September: Cadet Corps are changed from a compulsory to a voluntary basis. Vancouver schools immediately drop their cadet training programmes, but seventy-five other corps, with an enrolment of over 5,000 students, remain active in the province.

1946 On 25 February 1946 the Cameron Report on Educational Finance is tabled in the Legislature. The Report recommends a new formula for school finance and the organization ofthe province into seventy-four large administrative units.

Public School Amendment Act. This statute implements the recommendations of the Cameron Report and establishes large, regionally-defined administrative units. The new units are styled School Districts, but are also assigned numbers. Hence S. D. [School District] No. l (Fernie), S.D. No. 39 (Vancouver), S.D. No. 61 (Greater Victoria), etc.

August: J. R. Pollock is appointed director of the newly-created Division of Visual Education. The division is required to provide services to public schools which have access to electricity, and to rural schools, most of which did not have access to electricity. City and municipal schools are provided with educational motion pictures and film-strips; rural schools receive illustrated magazines and posters.

Division of Tests, Standards and Research is established, under the direction of Dr. C. B. Conway. The division is created in order to administer scholastic aptitude tests for pupils, to conduct research into curriculum standards, and to provide training in the fields of scholastic measurement, diagnosis, and remedial instruction. Subsequently, the Division is tasked with monitoring birth rates and school enrolment data, to anticipated needs for more teachers and classrooms.

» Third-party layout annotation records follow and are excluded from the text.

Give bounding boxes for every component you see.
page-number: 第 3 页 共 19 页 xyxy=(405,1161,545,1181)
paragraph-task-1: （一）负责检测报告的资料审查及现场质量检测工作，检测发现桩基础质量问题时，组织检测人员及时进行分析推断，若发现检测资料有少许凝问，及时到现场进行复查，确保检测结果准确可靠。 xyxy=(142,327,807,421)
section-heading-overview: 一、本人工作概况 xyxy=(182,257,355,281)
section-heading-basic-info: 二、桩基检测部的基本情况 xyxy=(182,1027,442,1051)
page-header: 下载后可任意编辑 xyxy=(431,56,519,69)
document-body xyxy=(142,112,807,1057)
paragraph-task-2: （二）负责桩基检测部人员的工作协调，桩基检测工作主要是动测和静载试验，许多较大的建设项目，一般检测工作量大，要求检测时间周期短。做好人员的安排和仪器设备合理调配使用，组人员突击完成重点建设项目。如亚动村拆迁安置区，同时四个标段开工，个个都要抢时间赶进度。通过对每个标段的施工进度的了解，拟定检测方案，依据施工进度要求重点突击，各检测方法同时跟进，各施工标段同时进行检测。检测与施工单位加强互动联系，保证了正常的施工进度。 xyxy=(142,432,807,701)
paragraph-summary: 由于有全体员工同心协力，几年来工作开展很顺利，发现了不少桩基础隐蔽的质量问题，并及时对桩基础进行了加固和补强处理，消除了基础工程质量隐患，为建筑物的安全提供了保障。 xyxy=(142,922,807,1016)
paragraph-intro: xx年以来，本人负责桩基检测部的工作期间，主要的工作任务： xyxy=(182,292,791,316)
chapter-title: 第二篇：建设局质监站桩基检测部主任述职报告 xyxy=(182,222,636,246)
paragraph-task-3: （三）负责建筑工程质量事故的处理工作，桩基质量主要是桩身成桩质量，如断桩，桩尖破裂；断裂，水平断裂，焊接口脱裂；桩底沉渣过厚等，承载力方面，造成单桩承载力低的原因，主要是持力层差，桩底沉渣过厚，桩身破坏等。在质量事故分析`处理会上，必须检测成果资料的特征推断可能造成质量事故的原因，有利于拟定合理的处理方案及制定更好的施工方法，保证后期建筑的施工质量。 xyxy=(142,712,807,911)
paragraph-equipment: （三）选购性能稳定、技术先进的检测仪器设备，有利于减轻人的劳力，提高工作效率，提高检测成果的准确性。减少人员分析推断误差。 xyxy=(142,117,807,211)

1947 January: The 75th Annual Report of the Public Schools of the Province of British Columbia, for 1945-46 is published. This is the last Annual Report to list provincial teachers by name, to identify schools where teachers were employed, and to report on individual teacher’s qualifications and salaries. In 1950, the Public School Act was amended, abolishing the requirement (dating from 1872) to publish this information.

In the same volume, and for the first time, Children of Foreign Parentage are enumerated. Fourteen categories are listed - viz. Americans, Chinese, Doukhobors, Finns, French, Germans, Hindus, Italians, Japanese, Poles, Russians, Scandanavians, Urkranians, and “other foreigners.” The 82nd Annual Report, for 1952-53, is the last Report to publish this data.

Membership in the British Columbia Teachers’ Federation is compulsory for all public school teachers, effective 1 April 1947.

School dormitories are established in Prince George. After the closure of the controversial Cache Creek Boarding School in the 1890s, the government had been reluctant to establish school dormitories. However, in order to enable students in isolated rural districts to attend high school, the Public School Act was amended to allow district trustees to operate school dormitories. By 1960, nine school districts were providing “dormitization.”

1948 .

1949 First steps, since the nineteenth century, towards integrating and accommodating First Nations students in the provincial public school system. An amendment to the Public School Act enables local Boards of School Trustees and the federal Department of Indian Affairs to enter into agreements for sharing the costs of schooling for aboriginal children

The office of School Planning and Construction is established, to plan and coordinate a massive school building programme necessitated by the post-war baby boom.